When it comes to the media I choose my poison wisely; and twitter is my poison of choice. Every time Donald Trump promises to “build a wall” or temporarily ban Muslims from entering the country, my twitter feed goes nuts. Between Trump and the pro-Hillary “#Imwithher” hashtags, I exist in exile, wondering if somewhere on a distant lonely star, there are people stuck in the middle like me.
There are. The silent majority in the Western world do not like either candidate. Hillary Clinton is the grand dame of neo-liberalism; the same generation of leadership that ushered in university tuition fees, supported War in Iraq, and presided over the greatest economic collapse since 1929 – in-between giving really, really, expensive talks on Wall Street. Her audacity is almost admirable. Almost.
Donald Trump would do all of these things too, by the way. But at least he’d do it with guns, with the flag, and without swapping friendship bracelets with Joe Biden. If the unthinkable happens and the next President of the United States is in fact a hamster, Trump will tone down the populist rhetoric and urgently move to mend fences with the Arab World. His own party will encourage this as a geopolitical imperative, and the Republican base will give him the benefit of the doubt, so long as they get a vaguely chauvinist sound bite that helpfully equates Islam with Terrorism every so often.
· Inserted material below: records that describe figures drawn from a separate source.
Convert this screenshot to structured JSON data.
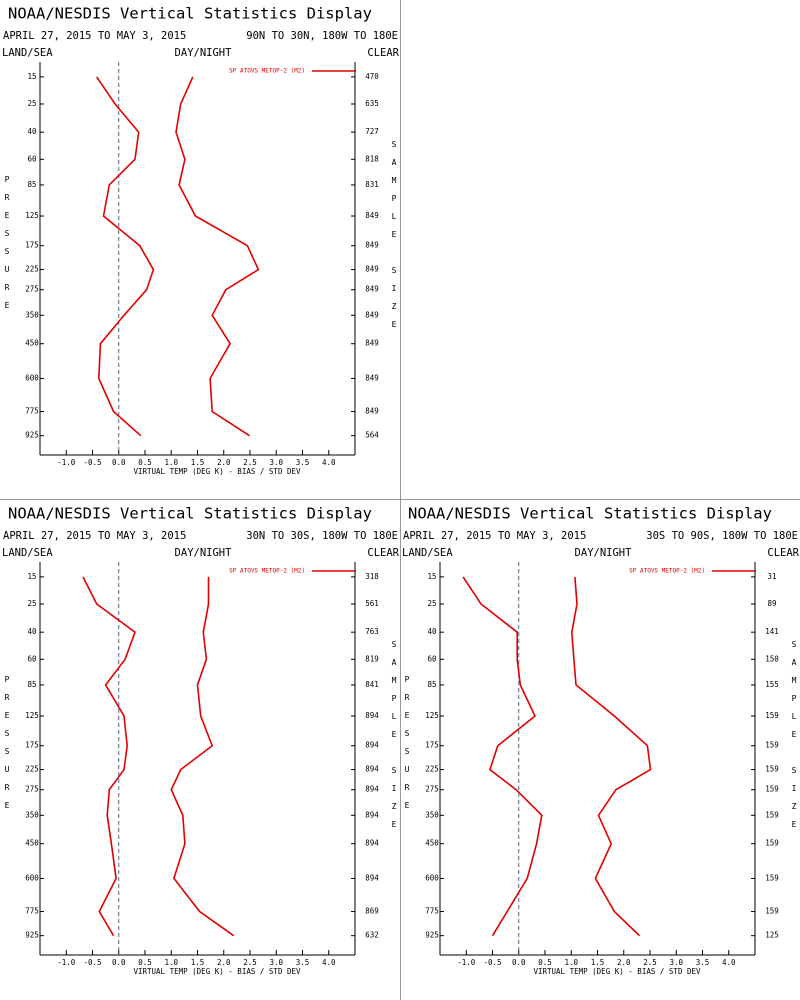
{
  "chart_data": [
    {
      "type": "line",
      "title": "NOAA/NESDIS Vertical Statistics Display",
      "subtitle": "APRIL 27, 2015 TO MAY 3, 2015",
      "region": "90N TO 30N, 180W TO 180E",
      "land_sea": "LAND/SEA",
      "day_night": "DAY/NIGHT",
      "clear": "CLEAR",
      "y_label": "PRESSURE",
      "y2_label": "SAMPLE SIZE",
      "x_label": "VIRTUAL TEMP (DEG K) - BIAS / STD DEV",
      "legend_label": "SP ATOVS METOP-2 (M2)",
      "y": [
        15,
        25,
        40,
        60,
        85,
        125,
        175,
        225,
        275,
        350,
        450,
        600,
        775,
        925
      ],
      "yticks": [
        15,
        25,
        40,
        60,
        85,
        125,
        175,
        225,
        275,
        350,
        450,
        600,
        775,
        925
      ],
      "ylim": [
        1060,
        11
      ],
      "yscale": "power",
      "yexponent": 0.25,
      "sample_size": [
        470,
        635,
        727,
        818,
        831,
        849,
        849,
        849,
        849,
        849,
        849,
        849,
        849,
        564
      ],
      "xlim": [
        -1.5,
        4.5
      ],
      "xticks": [
        {
          "value": -1,
          "label": "-1.0"
        },
        {
          "value": -0.5,
          "label": "-0.5"
        },
        {
          "value": 0,
          "label": "0.0"
        },
        {
          "value": 0.5,
          "label": "0.5"
        },
        {
          "value": 1,
          "label": "1.0"
        },
        {
          "value": 1.5,
          "label": "1.5"
        },
        {
          "value": 2,
          "label": "2.0"
        },
        {
          "value": 2.5,
          "label": "2.5"
        },
        {
          "value": 3,
          "label": "3.0"
        },
        {
          "value": 3.5,
          "label": "3.5"
        },
        {
          "value": 4,
          "label": "4.0"
        }
      ],
      "series": [
        {
          "color": "#e00000",
          "values": [
            -0.42,
            -0.07,
            0.38,
            0.31,
            -0.18,
            -0.29,
            0.4,
            0.66,
            0.53,
            0.1,
            -0.35,
            -0.38,
            -0.1,
            0.42
          ]
        },
        {
          "color": "#e00000",
          "values": [
            1.41,
            1.18,
            1.09,
            1.26,
            1.15,
            1.46,
            2.45,
            2.66,
            2.04,
            1.78,
            2.12,
            1.74,
            1.78,
            2.49
          ]
        }
      ]
    },
    {
      "type": "line",
      "title": "NOAA/NESDIS Vertical Statistics Display",
      "subtitle": "APRIL 27, 2015 TO MAY 3, 2015",
      "region": "30N TO 30S, 180W TO 180E",
      "land_sea": "LAND/SEA",
      "day_night": "DAY/NIGHT",
      "clear": "CLEAR",
      "y_label": "PRESSURE",
      "y2_label": "SAMPLE SIZE",
      "x_label": "VIRTUAL TEMP (DEG K) - BIAS / STD DEV",
      "legend_label": "SP ATOVS METOP-2 (M2)",
      "y": [
        15,
        25,
        40,
        60,
        85,
        125,
        175,
        225,
        275,
        350,
        450,
        600,
        775,
        925
      ],
      "yticks": [
        15,
        25,
        40,
        60,
        85,
        125,
        175,
        225,
        275,
        350,
        450,
        600,
        775,
        925
      ],
      "ylim": [
        1060,
        11
      ],
      "yscale": "power",
      "yexponent": 0.25,
      "sample_size": [
        318,
        561,
        763,
        819,
        841,
        894,
        894,
        894,
        894,
        894,
        894,
        894,
        869,
        632
      ],
      "xlim": [
        -1.5,
        4.5
      ],
      "xticks": [
        {
          "value": -1,
          "label": "-1.0"
        },
        {
          "value": -0.5,
          "label": "-0.5"
        },
        {
          "value": 0,
          "label": "0.0"
        },
        {
          "value": 0.5,
          "label": "0.5"
        },
        {
          "value": 1,
          "label": "1.0"
        },
        {
          "value": 1.5,
          "label": "1.5"
        },
        {
          "value": 2,
          "label": "2.0"
        },
        {
          "value": 2.5,
          "label": "2.5"
        },
        {
          "value": 3,
          "label": "3.0"
        },
        {
          "value": 3.5,
          "label": "3.5"
        },
        {
          "value": 4,
          "label": "4.0"
        }
      ],
      "series": [
        {
          "color": "#e00000",
          "values": [
            -0.68,
            -0.42,
            0.31,
            0.12,
            -0.25,
            0.1,
            0.16,
            0.1,
            -0.18,
            -0.22,
            -0.14,
            -0.05,
            -0.37,
            -0.1
          ]
        },
        {
          "color": "#e00000",
          "values": [
            1.71,
            1.71,
            1.61,
            1.67,
            1.5,
            1.56,
            1.78,
            1.18,
            1.0,
            1.22,
            1.26,
            1.05,
            1.54,
            2.19
          ]
        }
      ]
    },
    {
      "type": "line",
      "title": "NOAA/NESDIS Vertical Statistics Display",
      "subtitle": "APRIL 27, 2015 TO MAY 3, 2015",
      "region": "30S TO 90S, 180W TO 180E",
      "land_sea": "LAND/SEA",
      "day_night": "DAY/NIGHT",
      "clear": "CLEAR",
      "y_label": "PRESSURE",
      "y2_label": "SAMPLE SIZE",
      "x_label": "VIRTUAL TEMP (DEG K) - BIAS / STD DEV",
      "legend_label": "SP ATOVS METOP-2 (M2)",
      "y": [
        15,
        25,
        40,
        60,
        85,
        125,
        175,
        225,
        275,
        350,
        450,
        600,
        775,
        925
      ],
      "yticks": [
        15,
        25,
        40,
        60,
        85,
        125,
        175,
        225,
        275,
        350,
        450,
        600,
        775,
        925
      ],
      "ylim": [
        1060,
        11
      ],
      "yscale": "power",
      "yexponent": 0.25,
      "sample_size": [
        31,
        89,
        141,
        150,
        155,
        159,
        159,
        159,
        159,
        159,
        159,
        159,
        159,
        125
      ],
      "xlim": [
        -1.5,
        4.5
      ],
      "xticks": [
        {
          "value": -1,
          "label": "-1.0"
        },
        {
          "value": -0.5,
          "label": "-0.5"
        },
        {
          "value": 0,
          "label": "0.0"
        },
        {
          "value": 0.5,
          "label": "0.5"
        },
        {
          "value": 1,
          "label": "1.0"
        },
        {
          "value": 1.5,
          "label": "1.5"
        },
        {
          "value": 2,
          "label": "2.0"
        },
        {
          "value": 2.5,
          "label": "2.5"
        },
        {
          "value": 3,
          "label": "3.0"
        },
        {
          "value": 3.5,
          "label": "3.5"
        },
        {
          "value": 4,
          "label": "4.0"
        }
      ],
      "series": [
        {
          "color": "#e00000",
          "values": [
            -1.06,
            -0.72,
            -0.03,
            -0.03,
            0.03,
            0.31,
            -0.4,
            -0.55,
            -0.05,
            0.44,
            0.34,
            0.16,
            -0.22,
            -0.5
          ]
        },
        {
          "color": "#e00000",
          "values": [
            1.07,
            1.11,
            1.01,
            1.05,
            1.09,
            1.82,
            2.45,
            2.51,
            1.85,
            1.52,
            1.76,
            1.46,
            1.82,
            2.3
          ]
        }
      ]
    }
  ]
}
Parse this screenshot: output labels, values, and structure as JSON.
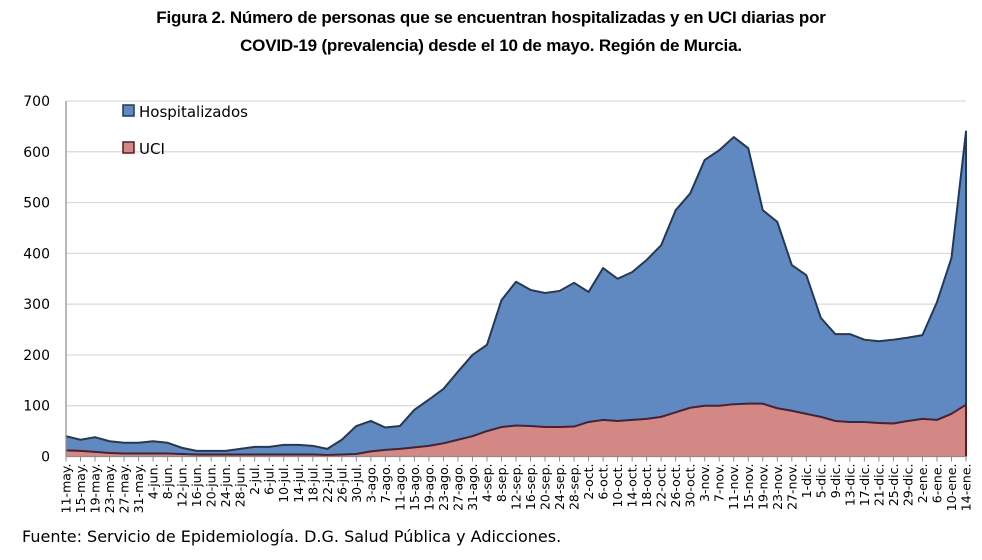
{
  "chart_data": {
    "type": "area",
    "title_line1": "Figura 2. Número de personas que se encuentran hospitalizadas y en UCI diarias por",
    "title_line2": "COVID-19 (prevalencia) desde el 10 de mayo. Región de Murcia.",
    "xlabel": "",
    "ylabel": "",
    "ylim": [
      0,
      700
    ],
    "yticks": [
      0,
      100,
      200,
      300,
      400,
      500,
      600,
      700
    ],
    "grid": true,
    "legend_position": "top-left",
    "categories": [
      "11-may.",
      "15-may.",
      "19-may.",
      "23-may.",
      "27-may.",
      "31-may.",
      "4-jun.",
      "8-jun.",
      "12-jun.",
      "16-jun.",
      "20-jun.",
      "24-jun.",
      "28-jun.",
      "2-jul.",
      "6-jul.",
      "10-jul.",
      "14-jul.",
      "18-jul.",
      "22-jul.",
      "26-jul.",
      "30-jul.",
      "3-ago.",
      "7-ago.",
      "11-ago.",
      "15-ago.",
      "19-ago.",
      "23-ago.",
      "27-ago.",
      "31-ago.",
      "4-sep.",
      "8-sep.",
      "12-sep.",
      "16-sep.",
      "20-sep.",
      "24-sep.",
      "28-sep.",
      "2-oct.",
      "6-oct.",
      "10-oct.",
      "14-oct.",
      "18-oct.",
      "22-oct.",
      "26-oct.",
      "30-oct.",
      "3-nov.",
      "7-nov.",
      "11-nov.",
      "15-nov.",
      "19-nov.",
      "23-nov.",
      "27-nov.",
      "1-dic.",
      "5-dic.",
      "9-dic.",
      "13-dic.",
      "17-dic.",
      "21-dic.",
      "25-dic.",
      "29-dic.",
      "2-ene.",
      "6-ene.",
      "10-ene.",
      "14-ene."
    ],
    "series": [
      {
        "name": "Hospitalizados",
        "color": "#6089c1",
        "line_color": "#1f3a5a",
        "values": [
          40,
          33,
          38,
          30,
          27,
          27,
          30,
          27,
          17,
          11,
          11,
          11,
          15,
          19,
          19,
          23,
          23,
          21,
          15,
          33,
          60,
          70,
          57,
          60,
          92,
          112,
          133,
          167,
          200,
          220,
          308,
          344,
          328,
          322,
          326,
          342,
          324,
          371,
          350,
          363,
          387,
          416,
          485,
          518,
          584,
          603,
          629,
          607,
          485,
          462,
          377,
          357,
          273,
          241,
          241,
          230,
          227,
          230,
          234,
          239,
          304,
          391,
          640
        ]
      },
      {
        "name": "UCI",
        "color": "#d38886",
        "line_color": "#5a1c1c",
        "values": [
          12,
          11,
          9,
          7,
          6,
          6,
          6,
          6,
          5,
          4,
          4,
          4,
          4,
          4,
          4,
          4,
          4,
          4,
          3,
          4,
          5,
          10,
          13,
          15,
          18,
          21,
          26,
          33,
          40,
          50,
          58,
          61,
          60,
          58,
          58,
          59,
          68,
          72,
          70,
          72,
          74,
          78,
          87,
          96,
          100,
          100,
          103,
          104,
          104,
          95,
          90,
          84,
          78,
          70,
          68,
          68,
          66,
          65,
          70,
          74,
          72,
          84,
          102
        ]
      }
    ]
  },
  "source": "Fuente: Servicio de Epidemiología. D.G. Salud Pública y Adicciones."
}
If Hillary Clinton inherits power, the planet will spend the next four years watching America virtue-signal just about everything and we’ll all be wearing bio-tagged friendship bands to monitor our empathy levels. But don’t expect the micro-wars in the Middle East, or the relationship with Russia, to cool down any time soon. The choice between the candidates is about style, not substance.
The good news is that, outside of what journalist Glenn Greenwald has acerbically labeled the “court press,” apathy is turning into forced reflection. How did we get here? I have no idea. But for tweeps in the Middle East trying to figure out how the hell my generation in the West can still be conflicted about Clinton – given the end-of-the-world crazy other guy – I’d like to cast back to a pre-historic period, known as 2008
It was the year Barack Obama promised an entire generation “Change You Can Believe In.” I remember “HOPE” in big capital letters, emblazoned on television screens and newsprint everywhere in Europe. When Obama won the Presidency, friends and family huddled around in the kitchen to watch his inauguration address. The optimism was infectious. The United States was back. Only it wasn’t.
Eight years later, there are over 65.3 million individuals displaced across the planet. That’s the largest number of human beings displaced in human history – greater than after the Second World War. The overwhelming majority are refugees as a direct result of wars in the Middle East.
Today the US economy is growing steadily yet income equality and social mobility – that promise of the heart of the western social contract - are at historic lows, according to Pew research. An article in the Atlantic suggests that nearly half of all Americans would have trouble finding 400 dollars in an emergency. Legitimate questions over the Trans Pacific Partnership Trade Deal, or why an American citizen has been forced into exile in Russia, have been left unanswered.
If Twitter has helped in any way, it’s to bring these issues into stark perspective. The network seems engineered at birth to amplify existing narratives and culture wars – but not change them. We saw this with the Arab Spring. We see it in the battles over race, gender, class and Islam itself that take place online every single day, and are tangential to global problems that are shared across borders, regardless of what you happen to believe in. The fact that the best thing the internet has to talk about in the United States and Middle East is Clinton, Trump or a US election that feels like 1993 all over again, is really quite disconcerting. I’m a little bit tired, of choosing my poison.
John Lillywhite is a policy analyst based in the Middle East.